Il a réfléchi tout l’été et a matérialisé sa décision par une lettre de démission expédiée lundi en recommandé, à six petites semaines des élections cantonales. Elu en 2011 au Conseil municipal de la Ville de Carouge sous la bannière du Mouvement Citoyens genevois (MCG), Stéphan Pollini quitte sa formation. «Je me suis senti complètement utilisé, déclare-t-il. On fait appel à vous quand on en a besoin, mais quand vous manifestez l’envie de devenir député, d’autres passent devant. Sur la liste au Grand Conseil, les dirigeants du parti ont privilégié leurs amis et ensuite des gens qui ne les dérangeaient pas afin de capter des voix.»

De récents adhérents ou transfuges figurent parmi les personnalités les mieux promues par le parti pour les élections cantonales du 6 octobre, où il envoie pas moins de 99 candidats à l’assaut des 100 sièges du Grand Conseil. Le MCG a capté du personnel dans d’autres partis, mais vit aussi des défections. Un couple d’élus municipaux a ainsi démissionné en avril à Onex, la commune d’Eric Stauffer. A Carouge, où le MCG détient trois sièges au délibératif, Stéphan Pollini est le troisième à jeter l’éponge après avoir accédé à l’assemblée comme vient-ensuite.

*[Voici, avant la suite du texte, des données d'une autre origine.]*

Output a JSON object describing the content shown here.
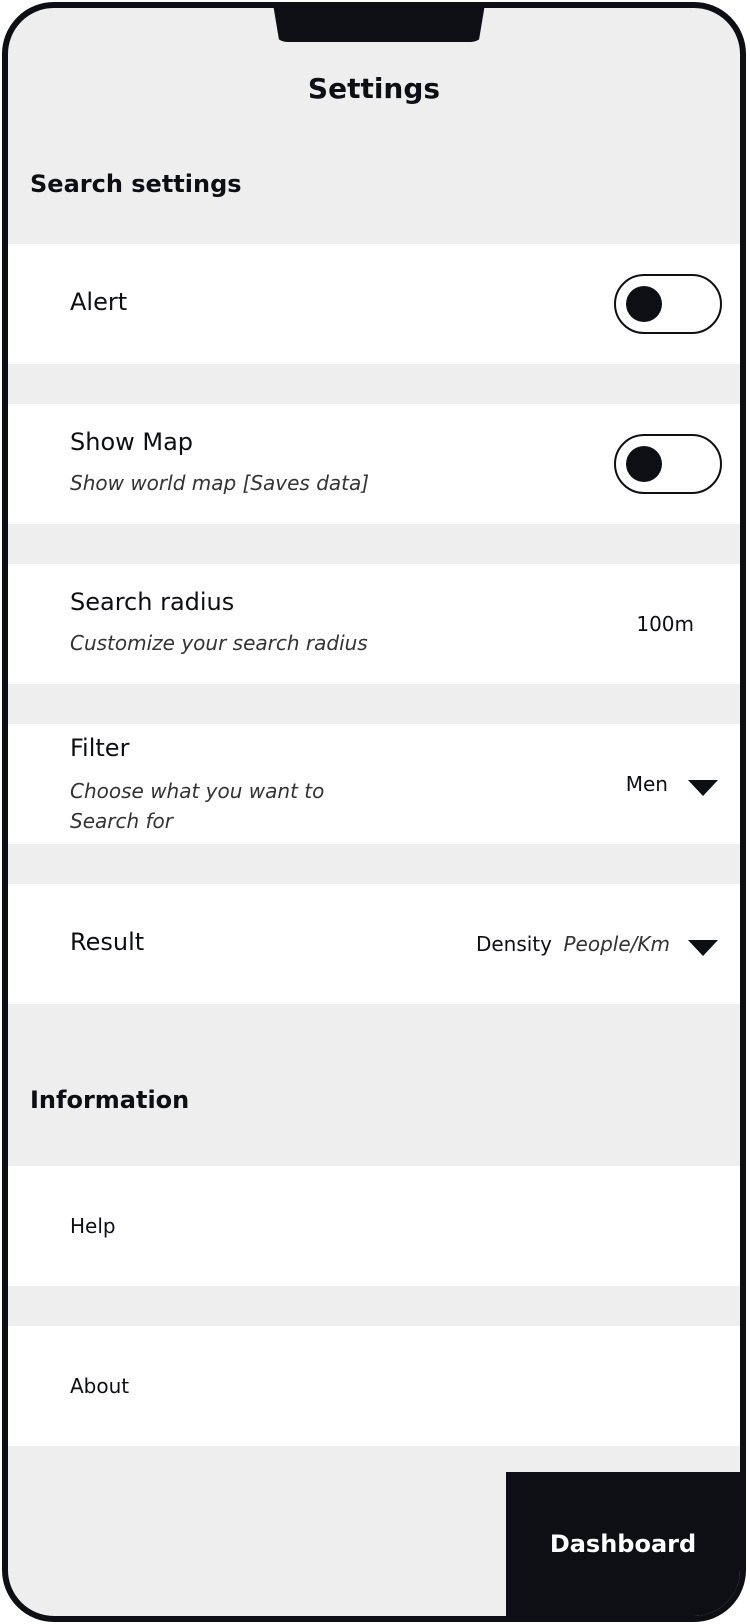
{
  "header": {
    "title": "Settings"
  },
  "sections": {
    "search": "Search settings",
    "information": "Information"
  },
  "alert": {
    "label": "Alert",
    "toggle_on": false
  },
  "show_map": {
    "label": "Show Map",
    "subtitle": "Show world map  [Saves data]",
    "toggle_on": false
  },
  "search_radius": {
    "label": "Search radius",
    "subtitle": "Customize your search radius",
    "value": "100m"
  },
  "filter": {
    "label": "Filter",
    "subtitle": "Choose what you want to Search for",
    "selected": "Men"
  },
  "result": {
    "label": "Result",
    "selected_main": "Density",
    "selected_unit": "People/Km"
  },
  "info_items": {
    "help": "Help",
    "about": "About"
  },
  "footer": {
    "dashboard_label": "Dashboard"
  },
  "colors": {
    "accent": "#0d0f14",
    "background": "#eeeeee",
    "card": "#ffffff"
  }
}
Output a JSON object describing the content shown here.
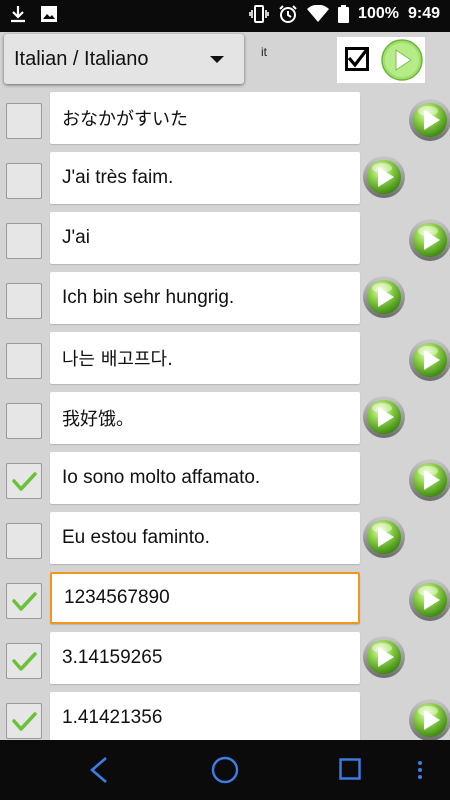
{
  "status_bar": {
    "battery": "100%",
    "time": "9:49"
  },
  "header": {
    "language": "Italian / Italiano",
    "language_code": "it"
  },
  "rows": [
    {
      "text": "おなかがすいた",
      "checked": false
    },
    {
      "text": "J'ai très faim.",
      "checked": false
    },
    {
      "text": "J'ai",
      "checked": false
    },
    {
      "text": "Ich bin sehr hungrig.",
      "checked": false
    },
    {
      "text": "나는 배고프다.",
      "checked": false
    },
    {
      "text": "我好饿。",
      "checked": false
    },
    {
      "text": "Io sono molto affamato.",
      "checked": true
    },
    {
      "text": "Eu estou faminto.",
      "checked": false
    },
    {
      "text": "1234567890",
      "checked": true
    },
    {
      "text": "3.14159265",
      "checked": true
    },
    {
      "text": "1.41421356",
      "checked": true
    }
  ],
  "colors": {
    "focus_border": "#f0961a",
    "play_green": "#7ac943",
    "nav_blue": "#3d7ee6"
  },
  "icons": [
    "download-icon",
    "image-icon",
    "vibrate-icon",
    "alarm-icon",
    "wifi-icon",
    "battery-icon",
    "checkbox-icon",
    "play-icon",
    "back-icon",
    "home-icon",
    "recents-icon",
    "more-icon"
  ]
}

Le courtier en assurance de 41 ans ne cache pas son dégoût d’un MCG qu’il décrit comme désorganisé, opaque dans sa communication interne et contradictoire: «Ils pratiquent le copinage qu’ils disent combattre. Sur l’emploi, ils militent pour une préférence locale contre les frontaliers, mais ils ont réussi à en mettre un sur la liste pour le Grand Conseil.» L’amertume serait un sentiment partagé au MCG: «Un tiers des militants ont la même impression que moi», poursuit le démissionnaire. Evincée ce printemps du MCG, la députée Dominique Rolle confirme: «Les 20 premiers de la liste au Grand Conseil ont des chances d’être élus; tous les autres vont biffer très fort», prédit celle qui a depuis rallié le PLR.

Un nouveau parti?

Stéphan Pollini dit avoir été recruté alors qu’il contractait un abonnement auprès de la société de téléphonie codirigée par Eric Stauffer, président d’honneur du parti, et Carlos Medeiros, vice-président. «Je n’en avais rien à faire de la politique auparavant, mais je remercie le MCG de m’avoir mis le pied à l’étrier.» Il songe aujourd’hui à fonder une nouvelle formation avec d’autres élus carougeois, issus de plusieurs partis.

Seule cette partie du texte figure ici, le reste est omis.